Home Health & Hospice Week

Reimbursement:

PEP ADJUSTMENTS BACK ON -NO, REALLY THIS TIME

It looks like the Centers for Medicare & Medicaid Services plans to gradually nibble away at home health agencies' reimbursement over the next year rather than taking one big bite now for PEP recoupments.

The recoupment process for partial episode payment (PEP) adjustments has been repeatedly delayed, CMS admits in a statement announcing the new implementation date. The claims processing system accidentally failed to make the PEP adjustments in the first few years of the prospective payment system in certain cases.

HHAs have forgotten about the PEP take-backs with all the false starts, perhaps believing CMS would never make them, says Abilene, TX-based financial consultant Bobby Dusek. "It's going to be a surprise to a lot of people."

And that surprise will begin the week of May 5, when CMS says regional home health intermediaries will start taking money out of agencies' reimbursements a little at a time to make up for the PEPs the system originally should've made.

RHHIs will process "small batches," up to 4,000 claims per week, of PEP adjustments, CMS explains. That's less than 5 percent of the home health claims the RHHIs pay in a week, so should relieve any cash flow problems the recoupments could cause. "CMS recognizes that a sudden and immediate recovery of these funds could create a hardship on some HHAs," it says.

At that rate, some RHHIs may take up to a year to recoup all the PEP funds, CMS expects.

To further head off financial hardship, software randomly selects the claims to be processed in those small batches "to ensure that a small number of these adjustments are recovered against any single agency on a given week," CMS adds.

If despite these precautions agencies still experience cash flow difficulties, they can make special arrangements with their RHHI, CMS says.

"This is better than the original idea" of taking the money all back at once, grudges Dusek. But it's still going to be a nightmare for agencies to verify that the PEP adjustments are valid, he expects. Although it appears the RHHIs will furnish claim-by-claim adjustment data rather than one lump sum, it's unclear exactly where that information will be - perhaps electronic remittance ad-vices, perhaps paper RAs.

"It will be almost impossible to determine" whether the takebacks are justified, and many agencies will probably just ignore the recoupments altogether, Dusek predicts.

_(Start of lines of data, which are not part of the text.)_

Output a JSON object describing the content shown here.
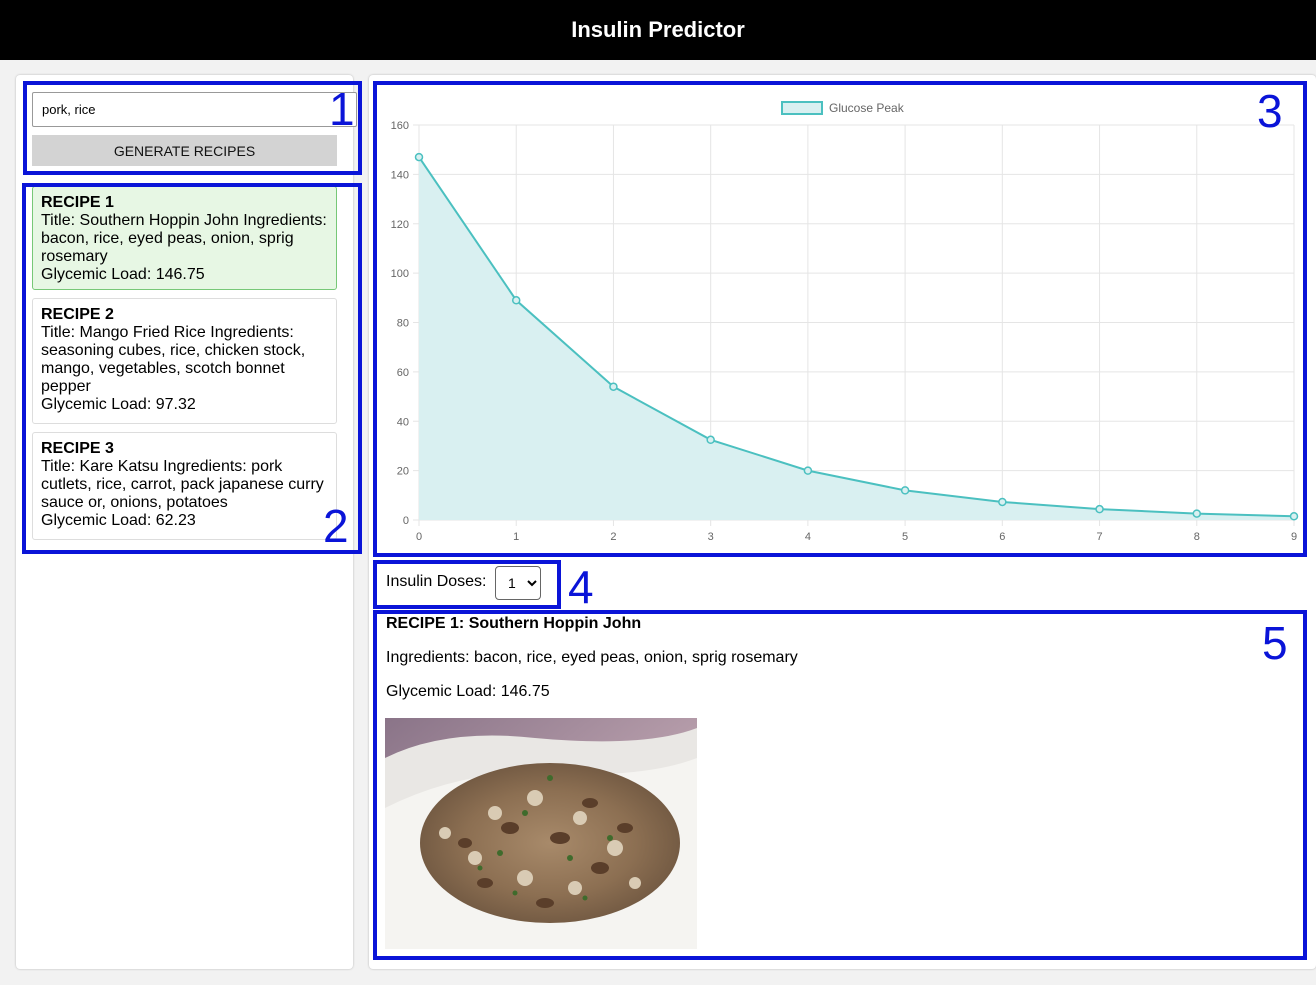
{
  "app": {
    "title": "Insulin Predictor"
  },
  "search": {
    "value": "pork, rice",
    "button_label": "GENERATE RECIPES"
  },
  "recipes": [
    {
      "label": "RECIPE 1",
      "line": "Title: Southern Hoppin John Ingredients: bacon, rice, eyed peas, onion, sprig rosemary",
      "gl": "Glycemic Load: 146.75",
      "selected": true
    },
    {
      "label": "RECIPE 2",
      "line": "Title: Mango Fried Rice Ingredients: seasoning cubes, rice, chicken stock, mango, vegetables, scotch bonnet pepper",
      "gl": "Glycemic Load: 97.32",
      "selected": false
    },
    {
      "label": "RECIPE 3",
      "line": "Title: Kare Katsu Ingredients: pork cutlets, rice, carrot, pack japanese curry sauce or, onions, potatoes",
      "gl": "Glycemic Load: 62.23",
      "selected": false
    }
  ],
  "chart_data": {
    "type": "line",
    "fill": "area",
    "series": [
      {
        "name": "Glucose Peak",
        "x": [
          0,
          1,
          2,
          3,
          4,
          5,
          6,
          7,
          8,
          9
        ],
        "values": [
          147,
          89,
          54,
          32.5,
          20,
          12,
          7.3,
          4.4,
          2.6,
          1.5
        ]
      }
    ],
    "xlim": [
      0,
      9
    ],
    "ylim": [
      0,
      160
    ],
    "yticks": [
      "0",
      "20",
      "40",
      "60",
      "80",
      "100",
      "120",
      "140",
      "160"
    ],
    "xticks": [
      "0",
      "1",
      "2",
      "3",
      "4",
      "5",
      "6",
      "7",
      "8",
      "9"
    ],
    "grid": true,
    "legend": "top-center",
    "line_color": "#4bc0c0",
    "fill_color": "#d9f0f1"
  },
  "doses": {
    "label": "Insulin Doses:",
    "value": "1",
    "options": [
      "1"
    ]
  },
  "detail": {
    "title": "RECIPE 1: Southern Hoppin John",
    "ingredients": "Ingredients: bacon, rice, eyed peas, onion, sprig rosemary",
    "gl": "Glycemic Load: 146.75"
  },
  "annotations": [
    "1",
    "2",
    "3",
    "4",
    "5"
  ],
  "colors": {
    "annotation": "#0a14d8",
    "header_bg": "#000000",
    "selected_card": "#e7f7e4"
  }
}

The recoupment process is especially problematic for HHAs, because they have no way to gauge how much they will owe for PEPs, notes Burtonsville, MD-based attorney Elizabeth Hogue. That leaves them unable to "establish reserves or take other appropriate steps to plan for them in a fiscally responsible way."

However, HHAs that see more transfer patients can expect more PEPs, Hogue predicts.

HHAs served by RHHI Associated Hospital Service of Maine already have seen hardship from the project. When CMS ran a computer program to identify all the adjustments to be made, the system for the intermediary accidentally processed a "large number" of the recoupments instead of holding them for analysis as intended, CMS says.

The RHHI is taking action "to restore affected HHAs to their cash position prior to the accident," CMS says. "After these actions are completed, AHS will begin a gradual recovery process along with the other RHHIs."